Objective: The results of recent clinical trials indicate that hormone therapy with estrogen and progestin is associated with higher risk of breast cancer in postmenopausal women than treatment with estrogen alone or placebo. This observation is consistent with studies showing that progestins stimulate the expression of vascular endothelial growth factor (VEGF), which in turn stimulates angiogenesis. The objective of this study was to examine whether apigenin, a natural flavone, inhibits the progestin-dependent induction of VEGF in human breast cancer cells.
Methods: T47-D human breast cancer cells were treated with medroxyprogesterone acetate (MPA; 10 nM) or other synthetic progestins in the presence or absence of antiprogestin RU-486 and variable doses of apigenin (1-100 microM). BT-474 cells were also treated with MPA +/- 100 microM apigenin. Secreted VEGF was quantified by enzyme-linked immunosorbent assay, and total cellular VEGF mRNA was quantified by reverse transcriptase polymerase chain reaction. The expression of VEGF receptor-1 (flt), VEGF receptor-2 (flk), progesterone receptor, and estrogen receptor-α was also quantified by Western blot analysis and/or reverse transcriptase polymerase chain reaction.
Results: Apigenin (50 or 100 microM) prevented progestin-dependent induction of both VEGF mRNA and protein and reduced progesterone receptor levels in T47-D cells.

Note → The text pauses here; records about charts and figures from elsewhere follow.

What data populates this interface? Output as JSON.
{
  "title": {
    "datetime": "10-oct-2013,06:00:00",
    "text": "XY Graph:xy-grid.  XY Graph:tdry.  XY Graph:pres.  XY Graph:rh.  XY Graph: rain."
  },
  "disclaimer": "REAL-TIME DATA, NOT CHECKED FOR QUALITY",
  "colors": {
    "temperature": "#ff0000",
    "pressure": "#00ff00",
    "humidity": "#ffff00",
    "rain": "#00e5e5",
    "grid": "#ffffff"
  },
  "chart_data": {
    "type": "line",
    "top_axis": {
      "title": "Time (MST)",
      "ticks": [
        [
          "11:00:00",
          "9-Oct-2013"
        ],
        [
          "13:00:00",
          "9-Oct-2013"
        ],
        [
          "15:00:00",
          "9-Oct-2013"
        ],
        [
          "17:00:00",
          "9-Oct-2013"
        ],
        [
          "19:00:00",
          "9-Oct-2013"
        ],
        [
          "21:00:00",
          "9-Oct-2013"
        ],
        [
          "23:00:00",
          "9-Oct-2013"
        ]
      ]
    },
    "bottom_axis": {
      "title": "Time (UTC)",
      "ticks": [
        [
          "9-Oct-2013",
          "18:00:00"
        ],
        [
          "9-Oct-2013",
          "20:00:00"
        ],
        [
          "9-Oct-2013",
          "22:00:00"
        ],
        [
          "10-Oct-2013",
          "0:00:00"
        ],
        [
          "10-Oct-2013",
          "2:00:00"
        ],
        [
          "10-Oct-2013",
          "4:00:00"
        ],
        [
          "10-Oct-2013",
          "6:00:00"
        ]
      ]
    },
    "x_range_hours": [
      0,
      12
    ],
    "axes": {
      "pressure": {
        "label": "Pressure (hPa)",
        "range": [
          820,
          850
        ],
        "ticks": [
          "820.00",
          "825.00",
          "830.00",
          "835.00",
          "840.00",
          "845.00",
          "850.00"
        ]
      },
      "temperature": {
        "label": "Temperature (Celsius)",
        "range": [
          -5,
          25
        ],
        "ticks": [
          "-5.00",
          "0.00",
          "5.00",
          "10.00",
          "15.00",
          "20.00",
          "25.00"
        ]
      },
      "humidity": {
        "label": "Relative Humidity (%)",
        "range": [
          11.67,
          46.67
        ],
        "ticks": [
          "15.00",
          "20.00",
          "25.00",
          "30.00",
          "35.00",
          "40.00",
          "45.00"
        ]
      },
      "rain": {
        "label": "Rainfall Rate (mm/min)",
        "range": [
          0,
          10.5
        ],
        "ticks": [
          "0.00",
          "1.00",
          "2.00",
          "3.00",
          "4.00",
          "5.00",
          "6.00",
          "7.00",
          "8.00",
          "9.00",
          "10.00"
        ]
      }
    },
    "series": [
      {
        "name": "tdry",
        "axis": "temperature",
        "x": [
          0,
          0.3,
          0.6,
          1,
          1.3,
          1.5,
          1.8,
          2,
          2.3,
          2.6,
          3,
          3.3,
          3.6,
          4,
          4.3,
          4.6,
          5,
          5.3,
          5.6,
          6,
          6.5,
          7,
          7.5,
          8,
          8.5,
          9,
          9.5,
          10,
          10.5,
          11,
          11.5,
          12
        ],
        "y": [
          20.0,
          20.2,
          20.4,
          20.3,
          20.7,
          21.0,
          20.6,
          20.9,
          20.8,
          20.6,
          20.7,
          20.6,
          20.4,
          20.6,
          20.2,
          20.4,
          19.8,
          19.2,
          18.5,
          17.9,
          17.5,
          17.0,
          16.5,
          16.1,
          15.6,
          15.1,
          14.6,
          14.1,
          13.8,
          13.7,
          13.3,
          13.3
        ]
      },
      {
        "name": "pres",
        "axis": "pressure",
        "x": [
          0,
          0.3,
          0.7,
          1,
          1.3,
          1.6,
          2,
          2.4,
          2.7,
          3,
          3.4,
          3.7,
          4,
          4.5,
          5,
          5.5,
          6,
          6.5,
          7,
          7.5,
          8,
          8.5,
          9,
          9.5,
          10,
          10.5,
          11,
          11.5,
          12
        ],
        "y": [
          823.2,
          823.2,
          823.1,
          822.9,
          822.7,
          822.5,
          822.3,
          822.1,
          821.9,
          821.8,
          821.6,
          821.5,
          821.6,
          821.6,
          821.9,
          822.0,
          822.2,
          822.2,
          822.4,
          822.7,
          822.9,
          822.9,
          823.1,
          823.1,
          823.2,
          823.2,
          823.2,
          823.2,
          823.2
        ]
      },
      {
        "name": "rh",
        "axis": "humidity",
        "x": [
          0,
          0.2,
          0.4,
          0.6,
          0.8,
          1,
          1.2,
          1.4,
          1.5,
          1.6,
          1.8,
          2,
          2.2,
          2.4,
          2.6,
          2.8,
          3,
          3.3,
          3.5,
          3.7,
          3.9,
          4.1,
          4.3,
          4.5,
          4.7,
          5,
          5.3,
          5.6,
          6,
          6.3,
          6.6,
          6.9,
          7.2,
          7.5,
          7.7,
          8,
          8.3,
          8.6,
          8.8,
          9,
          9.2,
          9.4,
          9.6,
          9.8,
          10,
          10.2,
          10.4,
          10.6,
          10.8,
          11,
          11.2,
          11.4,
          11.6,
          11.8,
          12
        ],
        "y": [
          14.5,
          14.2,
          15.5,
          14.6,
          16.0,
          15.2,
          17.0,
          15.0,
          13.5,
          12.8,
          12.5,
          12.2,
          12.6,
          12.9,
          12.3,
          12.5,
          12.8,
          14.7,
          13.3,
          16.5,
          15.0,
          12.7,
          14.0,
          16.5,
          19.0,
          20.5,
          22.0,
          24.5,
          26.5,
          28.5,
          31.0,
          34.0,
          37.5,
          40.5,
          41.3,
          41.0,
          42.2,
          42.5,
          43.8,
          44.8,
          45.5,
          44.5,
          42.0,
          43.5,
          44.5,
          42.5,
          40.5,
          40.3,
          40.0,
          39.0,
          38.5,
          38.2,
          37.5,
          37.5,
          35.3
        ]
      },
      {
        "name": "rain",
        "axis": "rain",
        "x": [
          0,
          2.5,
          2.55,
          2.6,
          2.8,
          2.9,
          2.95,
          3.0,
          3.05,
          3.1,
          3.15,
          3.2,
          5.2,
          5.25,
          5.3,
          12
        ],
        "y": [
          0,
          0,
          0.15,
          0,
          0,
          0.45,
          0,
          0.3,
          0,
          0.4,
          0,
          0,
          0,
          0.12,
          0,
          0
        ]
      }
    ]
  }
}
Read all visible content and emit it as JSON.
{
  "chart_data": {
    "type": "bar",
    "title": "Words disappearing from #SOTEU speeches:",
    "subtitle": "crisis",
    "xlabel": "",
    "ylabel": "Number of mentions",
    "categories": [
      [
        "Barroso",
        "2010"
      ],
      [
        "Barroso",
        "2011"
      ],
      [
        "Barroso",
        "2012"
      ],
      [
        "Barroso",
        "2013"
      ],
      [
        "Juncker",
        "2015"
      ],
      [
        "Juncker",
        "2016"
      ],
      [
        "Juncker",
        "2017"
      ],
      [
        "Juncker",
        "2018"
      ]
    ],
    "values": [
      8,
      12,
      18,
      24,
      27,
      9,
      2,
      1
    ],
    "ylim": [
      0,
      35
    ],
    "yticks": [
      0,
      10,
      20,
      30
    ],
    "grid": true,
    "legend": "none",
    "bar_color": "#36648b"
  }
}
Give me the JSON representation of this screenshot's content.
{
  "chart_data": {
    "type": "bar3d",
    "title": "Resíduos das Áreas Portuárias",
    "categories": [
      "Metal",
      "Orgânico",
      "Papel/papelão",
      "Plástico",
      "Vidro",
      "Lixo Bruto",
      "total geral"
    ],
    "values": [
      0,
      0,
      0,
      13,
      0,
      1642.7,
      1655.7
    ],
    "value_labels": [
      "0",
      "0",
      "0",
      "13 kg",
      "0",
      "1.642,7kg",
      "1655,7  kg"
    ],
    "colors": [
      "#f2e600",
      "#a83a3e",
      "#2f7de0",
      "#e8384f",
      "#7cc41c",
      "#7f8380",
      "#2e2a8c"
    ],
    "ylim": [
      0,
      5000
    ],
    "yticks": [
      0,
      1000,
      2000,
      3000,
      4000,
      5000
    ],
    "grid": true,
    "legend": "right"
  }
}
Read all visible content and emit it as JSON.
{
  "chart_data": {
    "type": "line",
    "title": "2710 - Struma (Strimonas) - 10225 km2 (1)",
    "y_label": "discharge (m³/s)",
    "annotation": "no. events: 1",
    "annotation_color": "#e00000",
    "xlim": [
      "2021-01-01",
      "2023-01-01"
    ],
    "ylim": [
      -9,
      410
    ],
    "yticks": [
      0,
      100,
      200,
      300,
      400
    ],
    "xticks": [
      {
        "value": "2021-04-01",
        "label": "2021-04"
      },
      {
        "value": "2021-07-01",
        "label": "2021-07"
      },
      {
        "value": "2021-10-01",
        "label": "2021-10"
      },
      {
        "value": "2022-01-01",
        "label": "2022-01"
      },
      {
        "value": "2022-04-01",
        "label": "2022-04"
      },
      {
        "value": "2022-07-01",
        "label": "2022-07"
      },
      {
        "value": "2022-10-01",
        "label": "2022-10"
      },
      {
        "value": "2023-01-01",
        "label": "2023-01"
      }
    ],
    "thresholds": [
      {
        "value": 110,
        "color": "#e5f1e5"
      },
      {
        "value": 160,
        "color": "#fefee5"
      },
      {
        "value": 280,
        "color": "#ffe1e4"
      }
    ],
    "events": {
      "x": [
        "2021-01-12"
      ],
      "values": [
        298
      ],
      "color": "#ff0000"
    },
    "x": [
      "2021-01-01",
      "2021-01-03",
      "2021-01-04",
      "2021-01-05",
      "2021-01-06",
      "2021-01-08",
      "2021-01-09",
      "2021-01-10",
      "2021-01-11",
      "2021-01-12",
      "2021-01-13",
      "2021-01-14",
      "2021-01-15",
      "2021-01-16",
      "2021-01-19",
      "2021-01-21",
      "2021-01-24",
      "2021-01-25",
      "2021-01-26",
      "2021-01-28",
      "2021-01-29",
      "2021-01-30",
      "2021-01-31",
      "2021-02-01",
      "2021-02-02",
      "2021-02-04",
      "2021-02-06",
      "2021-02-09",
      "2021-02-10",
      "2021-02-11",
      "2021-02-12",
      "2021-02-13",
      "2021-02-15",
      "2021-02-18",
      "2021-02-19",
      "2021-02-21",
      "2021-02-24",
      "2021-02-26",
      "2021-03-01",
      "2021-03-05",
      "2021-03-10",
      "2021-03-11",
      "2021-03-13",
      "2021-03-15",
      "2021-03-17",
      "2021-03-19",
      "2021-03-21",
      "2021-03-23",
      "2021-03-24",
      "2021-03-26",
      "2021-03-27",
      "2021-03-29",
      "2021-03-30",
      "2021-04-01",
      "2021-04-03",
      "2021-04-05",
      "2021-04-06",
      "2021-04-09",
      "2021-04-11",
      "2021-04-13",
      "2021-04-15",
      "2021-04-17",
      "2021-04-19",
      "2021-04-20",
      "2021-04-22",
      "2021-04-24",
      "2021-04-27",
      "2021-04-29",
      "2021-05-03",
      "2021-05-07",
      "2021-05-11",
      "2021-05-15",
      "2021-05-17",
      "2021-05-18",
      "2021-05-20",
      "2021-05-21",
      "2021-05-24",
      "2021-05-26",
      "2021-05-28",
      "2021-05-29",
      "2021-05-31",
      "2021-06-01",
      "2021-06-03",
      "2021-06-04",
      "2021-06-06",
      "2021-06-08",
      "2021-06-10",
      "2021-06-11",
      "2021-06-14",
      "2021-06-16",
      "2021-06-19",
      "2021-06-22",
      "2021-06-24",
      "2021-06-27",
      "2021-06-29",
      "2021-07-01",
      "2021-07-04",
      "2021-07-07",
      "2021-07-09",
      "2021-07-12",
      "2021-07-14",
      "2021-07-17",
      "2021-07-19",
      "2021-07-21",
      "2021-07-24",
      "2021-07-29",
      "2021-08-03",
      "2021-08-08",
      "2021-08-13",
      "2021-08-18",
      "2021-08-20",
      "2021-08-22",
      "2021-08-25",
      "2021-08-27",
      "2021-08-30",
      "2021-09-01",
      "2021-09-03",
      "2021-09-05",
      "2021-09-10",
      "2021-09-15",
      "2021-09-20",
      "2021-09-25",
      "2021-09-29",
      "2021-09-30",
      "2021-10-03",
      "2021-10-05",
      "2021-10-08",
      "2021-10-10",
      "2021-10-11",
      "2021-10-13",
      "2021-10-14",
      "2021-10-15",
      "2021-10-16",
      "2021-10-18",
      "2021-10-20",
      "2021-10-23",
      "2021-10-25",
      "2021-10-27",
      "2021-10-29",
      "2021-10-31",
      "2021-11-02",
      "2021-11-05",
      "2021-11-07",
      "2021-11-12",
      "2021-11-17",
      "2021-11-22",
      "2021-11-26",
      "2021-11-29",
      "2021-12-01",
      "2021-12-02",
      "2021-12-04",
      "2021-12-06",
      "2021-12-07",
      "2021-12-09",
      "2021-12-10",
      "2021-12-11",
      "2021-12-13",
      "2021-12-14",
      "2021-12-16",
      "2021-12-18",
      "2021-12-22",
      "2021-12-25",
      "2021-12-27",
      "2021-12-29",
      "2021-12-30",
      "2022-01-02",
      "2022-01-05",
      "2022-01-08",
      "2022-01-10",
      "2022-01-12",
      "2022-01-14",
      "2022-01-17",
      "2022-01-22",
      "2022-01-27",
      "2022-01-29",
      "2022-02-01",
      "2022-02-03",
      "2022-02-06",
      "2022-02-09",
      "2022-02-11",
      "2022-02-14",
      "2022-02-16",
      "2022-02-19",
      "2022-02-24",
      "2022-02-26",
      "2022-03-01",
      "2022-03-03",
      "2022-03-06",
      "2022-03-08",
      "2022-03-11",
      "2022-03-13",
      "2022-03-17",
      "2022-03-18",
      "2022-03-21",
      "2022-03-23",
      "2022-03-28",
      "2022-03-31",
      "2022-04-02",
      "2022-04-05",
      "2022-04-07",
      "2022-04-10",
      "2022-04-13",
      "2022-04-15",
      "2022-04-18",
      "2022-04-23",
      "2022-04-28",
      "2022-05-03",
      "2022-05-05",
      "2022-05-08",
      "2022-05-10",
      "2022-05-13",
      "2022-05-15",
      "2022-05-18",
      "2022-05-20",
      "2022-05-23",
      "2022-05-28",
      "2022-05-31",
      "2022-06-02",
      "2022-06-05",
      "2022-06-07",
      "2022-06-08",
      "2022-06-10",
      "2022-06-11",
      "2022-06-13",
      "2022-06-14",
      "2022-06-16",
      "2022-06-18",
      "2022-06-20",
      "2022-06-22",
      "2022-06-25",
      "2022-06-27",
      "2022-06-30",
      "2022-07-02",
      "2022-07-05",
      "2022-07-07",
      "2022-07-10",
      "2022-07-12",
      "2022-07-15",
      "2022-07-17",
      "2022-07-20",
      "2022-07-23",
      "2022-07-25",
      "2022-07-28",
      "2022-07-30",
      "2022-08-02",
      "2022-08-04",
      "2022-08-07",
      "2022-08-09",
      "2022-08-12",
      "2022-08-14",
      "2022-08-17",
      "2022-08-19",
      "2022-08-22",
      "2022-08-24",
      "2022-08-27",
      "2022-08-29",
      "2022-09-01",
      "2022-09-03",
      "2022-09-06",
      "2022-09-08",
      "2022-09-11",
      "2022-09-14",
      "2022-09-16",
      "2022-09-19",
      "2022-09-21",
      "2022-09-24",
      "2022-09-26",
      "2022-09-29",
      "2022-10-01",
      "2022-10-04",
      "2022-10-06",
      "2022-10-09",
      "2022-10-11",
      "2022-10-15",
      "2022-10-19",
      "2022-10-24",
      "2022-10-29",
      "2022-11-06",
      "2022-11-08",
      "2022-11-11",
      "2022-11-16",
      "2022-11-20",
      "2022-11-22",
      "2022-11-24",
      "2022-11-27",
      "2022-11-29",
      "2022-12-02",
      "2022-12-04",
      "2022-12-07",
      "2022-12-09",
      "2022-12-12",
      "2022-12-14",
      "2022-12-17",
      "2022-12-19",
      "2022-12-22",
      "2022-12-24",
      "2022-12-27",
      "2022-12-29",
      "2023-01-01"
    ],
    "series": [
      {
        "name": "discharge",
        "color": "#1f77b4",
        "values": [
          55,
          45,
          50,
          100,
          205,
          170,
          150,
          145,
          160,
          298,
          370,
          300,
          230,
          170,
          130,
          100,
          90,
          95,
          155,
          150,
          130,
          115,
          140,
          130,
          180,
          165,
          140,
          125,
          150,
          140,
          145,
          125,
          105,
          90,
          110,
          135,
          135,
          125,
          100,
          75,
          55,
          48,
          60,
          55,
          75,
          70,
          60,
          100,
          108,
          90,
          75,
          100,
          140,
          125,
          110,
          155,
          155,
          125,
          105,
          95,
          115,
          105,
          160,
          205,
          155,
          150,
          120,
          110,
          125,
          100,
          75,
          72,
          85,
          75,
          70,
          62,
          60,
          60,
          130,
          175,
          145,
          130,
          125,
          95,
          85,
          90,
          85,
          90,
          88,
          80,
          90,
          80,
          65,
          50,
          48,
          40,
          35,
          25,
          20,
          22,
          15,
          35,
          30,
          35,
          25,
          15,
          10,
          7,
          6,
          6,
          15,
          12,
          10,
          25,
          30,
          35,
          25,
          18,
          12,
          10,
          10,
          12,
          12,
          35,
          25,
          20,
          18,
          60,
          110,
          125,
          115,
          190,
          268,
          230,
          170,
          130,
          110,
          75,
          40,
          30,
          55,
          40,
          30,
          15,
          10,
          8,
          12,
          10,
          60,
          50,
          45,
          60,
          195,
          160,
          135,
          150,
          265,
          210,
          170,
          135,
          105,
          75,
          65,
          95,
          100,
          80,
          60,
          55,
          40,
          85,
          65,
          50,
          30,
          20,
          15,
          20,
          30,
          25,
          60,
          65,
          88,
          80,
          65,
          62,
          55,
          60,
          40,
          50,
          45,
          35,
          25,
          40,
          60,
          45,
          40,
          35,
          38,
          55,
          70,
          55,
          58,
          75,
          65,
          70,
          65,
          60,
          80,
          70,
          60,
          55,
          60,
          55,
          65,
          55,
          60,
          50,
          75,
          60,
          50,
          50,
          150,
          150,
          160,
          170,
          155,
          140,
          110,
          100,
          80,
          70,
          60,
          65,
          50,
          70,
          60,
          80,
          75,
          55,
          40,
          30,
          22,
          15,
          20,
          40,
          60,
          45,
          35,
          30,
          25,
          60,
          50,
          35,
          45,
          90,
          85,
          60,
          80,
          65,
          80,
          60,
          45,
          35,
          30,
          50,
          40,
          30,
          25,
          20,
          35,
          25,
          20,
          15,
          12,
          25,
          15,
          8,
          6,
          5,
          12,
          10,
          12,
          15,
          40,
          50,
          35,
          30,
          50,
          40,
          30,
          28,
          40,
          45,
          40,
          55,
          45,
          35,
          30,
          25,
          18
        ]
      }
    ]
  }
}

Apigenin also blocked MPA-dependent secretion of VEGF from BT-474 cells. mRNA levels of progesterone and estrogen receptor-α were unaffected by apigenin, which did exert somewhat suppressive, although complex, effects on VEGF receptor expression in MPA-treated T47-D cells.
Conclusions: Apigenin blocks progestin-dependent induction of VEGF mRNA and protein and broadly inhibits the ability of progestins to alter the expression of other components of the angiogenesis pathway, including progesterone receptor and VEGF receptors, in human breast cancer cells. Further studies are warranted to explore the potential of apigenin as a chemopreventive agent in postmenopausal women exposed to oral progestins.